During its representation to Tamil Nadu’s Department of Home, Prohibition, and Excise Department on August 11, EPWA recommended that online skill-based players should not be branded as gamblers, the non-profit said in a press release.
“Multiple legislations and putting skill based games in the same bucket as gambling is leading to criminalisation of skill-based players,” said EPWA Director Shivani Jha. “While India is participating in international tournaments and developers are making new games, it is imperative for the state to regulate online skill-based gaming.”
EPWA requested the Tamil Nadu government to provide a safe harbour for professional, amateur, and casual online skill games “as exemption from the ambit of any state-related gambling or gaming legislations”.
Instead of blaming online gaming companies, it is important – says the study – to take mental health seriously. It does not happen in India. In India, people with severe mental illnesses often turn to temples and shrines first, and not to doctors. The foremost reason for individuals in India to lose their mental health is the lack of awareness and sensitivity about the issue. Furthermore, there is a considerable stigma around people suffering from any kind of mental health issue. Therefore, it should be noted that correlation is not equal to causation in the context of suicide. Suicide is a complex, issue with many reasons and causes for suicidal ideations.

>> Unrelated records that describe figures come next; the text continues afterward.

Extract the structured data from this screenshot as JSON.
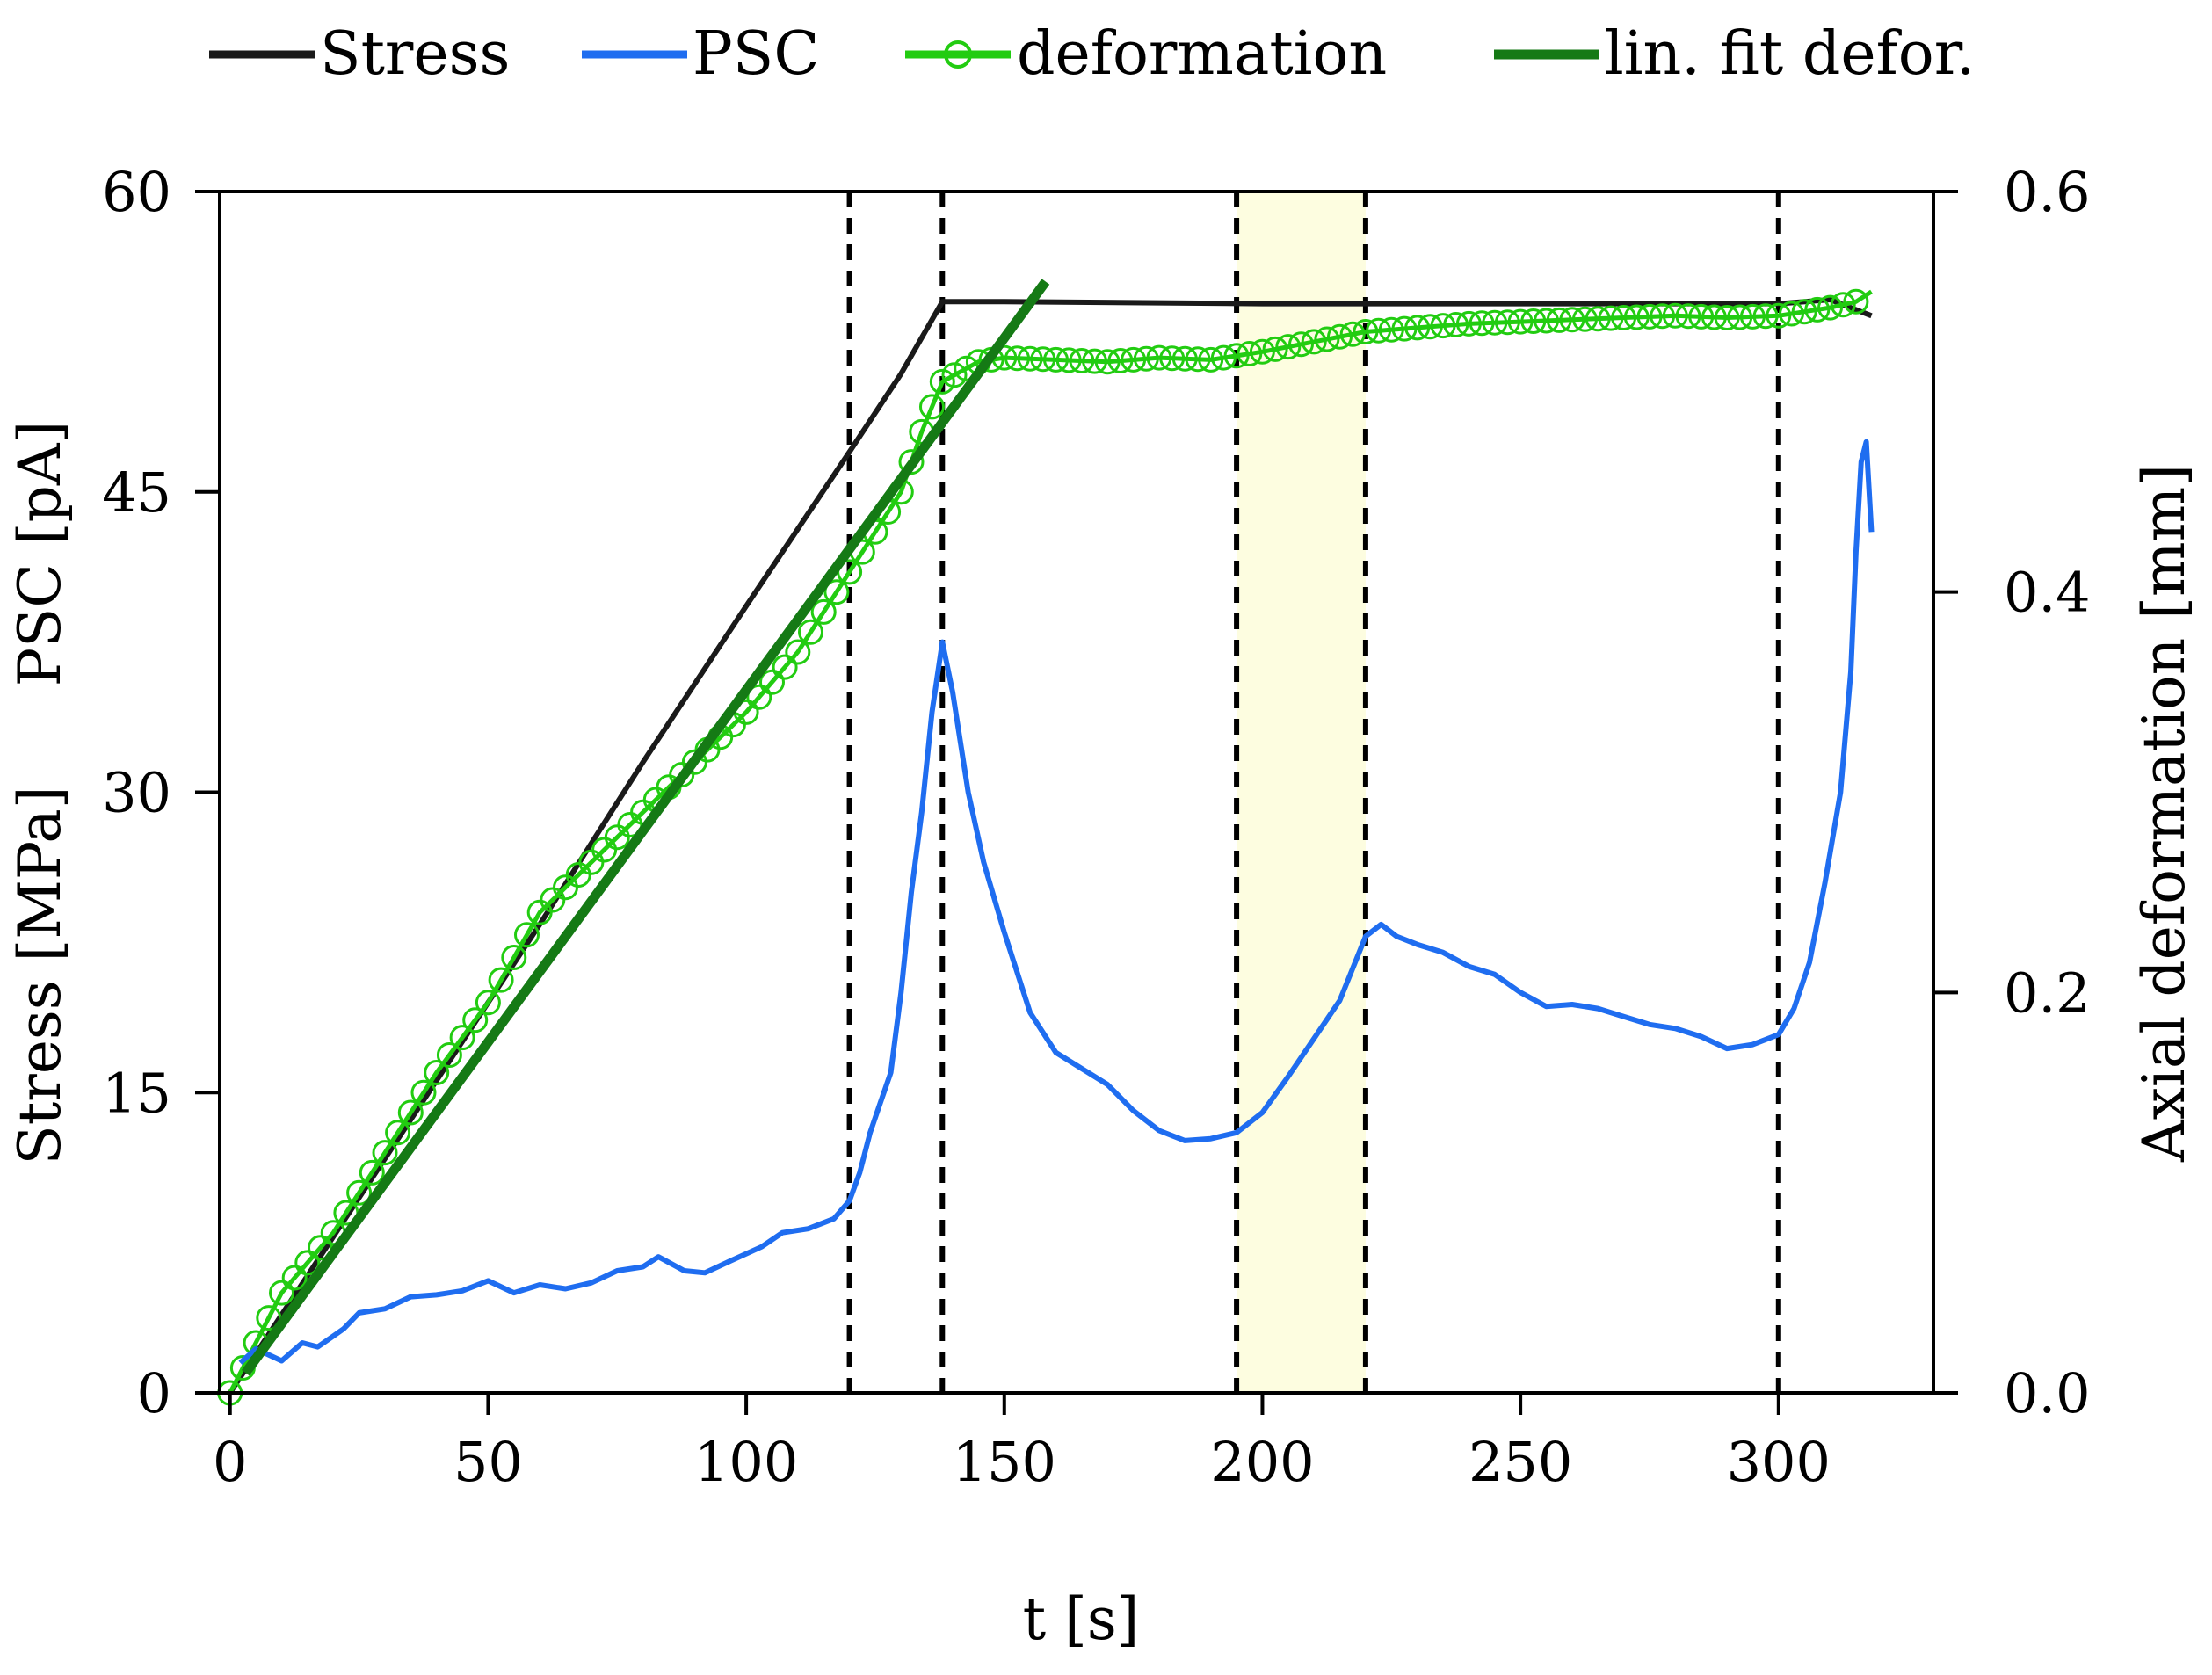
{
  "chart_data": {
    "type": "line",
    "x_label": "t [s]",
    "y_left_label_parts": [
      "Stress [MPa]",
      "PSC [pA]"
    ],
    "y_right_label": "Axial deformation [mm]",
    "x_range": [
      -2,
      330
    ],
    "y_left_range": [
      0,
      60
    ],
    "y_right_range": [
      0,
      0.6
    ],
    "x_ticks": [
      "0",
      "50",
      "100",
      "150",
      "200",
      "250",
      "300"
    ],
    "y_left_ticks": [
      "0",
      "15",
      "30",
      "45",
      "60"
    ],
    "y_right_ticks": [
      "0.0",
      "0.2",
      "0.4",
      "0.6"
    ],
    "legend": [
      {
        "label": "Stress",
        "color": "#1a1a1a",
        "marker": "none"
      },
      {
        "label": "PSC",
        "color": "#1f6df0",
        "marker": "none"
      },
      {
        "label": "deformation",
        "color": "#22cc11",
        "marker": "circle"
      },
      {
        "label": "lin. fit defor.",
        "color": "#157a15",
        "marker": "none"
      }
    ],
    "vertical_lines_x": [
      120,
      138,
      195,
      220,
      300
    ],
    "highlight_band_x": [
      195,
      220
    ],
    "highlight_color": "#fdfde0",
    "series": [
      {
        "name": "Stress",
        "axis": "left",
        "color": "#1a1a1a",
        "x": [
          0,
          20,
          40,
          60,
          80,
          100,
          120,
          130,
          138,
          150,
          200,
          250,
          300,
          310,
          318
        ],
        "y": [
          0,
          7.8,
          15.6,
          23.4,
          31.5,
          39.3,
          47.0,
          50.9,
          54.5,
          54.5,
          54.4,
          54.4,
          54.4,
          54.6,
          53.8
        ]
      },
      {
        "name": "PSC",
        "axis": "left",
        "color": "#1f6df0",
        "x": [
          2,
          5,
          10,
          14,
          17,
          22,
          25,
          30,
          35,
          40,
          45,
          50,
          55,
          60,
          65,
          70,
          75,
          80,
          83,
          88,
          92,
          97,
          103,
          107,
          112,
          117,
          120,
          122,
          124,
          126,
          128,
          130,
          132,
          134,
          136,
          138,
          140,
          143,
          146,
          150,
          155,
          160,
          165,
          170,
          175,
          180,
          185,
          190,
          195,
          200,
          205,
          210,
          215,
          220,
          223,
          226,
          230,
          235,
          240,
          245,
          250,
          255,
          260,
          265,
          270,
          275,
          280,
          285,
          290,
          295,
          300,
          303,
          306,
          309,
          312,
          314,
          315,
          316,
          317,
          318
        ],
        "y": [
          1.5,
          2.2,
          1.6,
          2.5,
          2.3,
          3.2,
          4.0,
          4.2,
          4.8,
          4.9,
          5.1,
          5.6,
          5.0,
          5.4,
          5.2,
          5.5,
          6.1,
          6.3,
          6.8,
          6.1,
          6.0,
          6.6,
          7.3,
          8.0,
          8.2,
          8.7,
          9.6,
          11.0,
          13.0,
          14.5,
          16.0,
          20.0,
          25.0,
          29.0,
          34.0,
          37.5,
          35.0,
          30.0,
          26.5,
          23.0,
          19.0,
          17.0,
          16.2,
          15.4,
          14.1,
          13.1,
          12.6,
          12.7,
          13.0,
          14.0,
          15.8,
          17.7,
          19.6,
          22.8,
          23.4,
          22.8,
          22.4,
          22.0,
          21.3,
          20.9,
          20.0,
          19.3,
          19.4,
          19.2,
          18.8,
          18.4,
          18.2,
          17.8,
          17.2,
          17.4,
          17.9,
          19.2,
          21.5,
          25.5,
          30.0,
          36.0,
          42.0,
          46.5,
          47.5,
          43.0
        ]
      },
      {
        "name": "deformation",
        "axis": "right",
        "color": "#22cc11",
        "marker": "circle",
        "x": [
          0,
          10,
          20,
          30,
          40,
          50,
          60,
          70,
          80,
          90,
          100,
          110,
          120,
          125,
          130,
          134,
          138,
          145,
          150,
          160,
          170,
          180,
          190,
          200,
          210,
          220,
          230,
          240,
          250,
          260,
          270,
          280,
          290,
          300,
          305,
          310,
          315,
          318
        ],
        "y": [
          0.0,
          0.05,
          0.08,
          0.12,
          0.16,
          0.195,
          0.24,
          0.265,
          0.29,
          0.315,
          0.34,
          0.37,
          0.41,
          0.43,
          0.45,
          0.48,
          0.505,
          0.515,
          0.517,
          0.516,
          0.515,
          0.517,
          0.516,
          0.52,
          0.525,
          0.53,
          0.532,
          0.534,
          0.535,
          0.536,
          0.537,
          0.538,
          0.537,
          0.538,
          0.54,
          0.542,
          0.545,
          0.55
        ]
      },
      {
        "name": "lin. fit defor.",
        "axis": "right",
        "color": "#157a15",
        "x": [
          3,
          158
        ],
        "y": [
          0.01,
          0.555
        ]
      }
    ]
  }
}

According to the Million Death Study (MDS), one out of 77 Indians above the age of 15 years is at risk of dying of suicide by the age of 80 years. The risk is higher in men (one out of 59) than in women (one out of 100).
The risk is especially high in South India (one out of 29 men and one out of 56 women) compared to other parts of India. A disproportionately high 42 percent of suicides in men and 40 percent of suicides in women occur in four southern states of Andhra Pradesh, Karnataka, Kerala, and Tamil Nadu which together constitute 22 percent of India’s population.
The finding is consistent with observations in other parts of the world that increasing modernisation, possibly leading to greater isolation and the breakdown of family support systems, is associated with high suicide rates while traditional societies have lower suicide rates.
The study further notes: “The available data from Tamil Nadu may not be enough to conclude that online games are responsible for pushing the youth toward a suicide epidemic. An insight in this complex issue can be gained by conducting more in-depth research with a larger sample, and a relevant, robust, and validated study design to try and identify the root causes for such suicides instead of merely relying on the hyped reports that may be misleading.”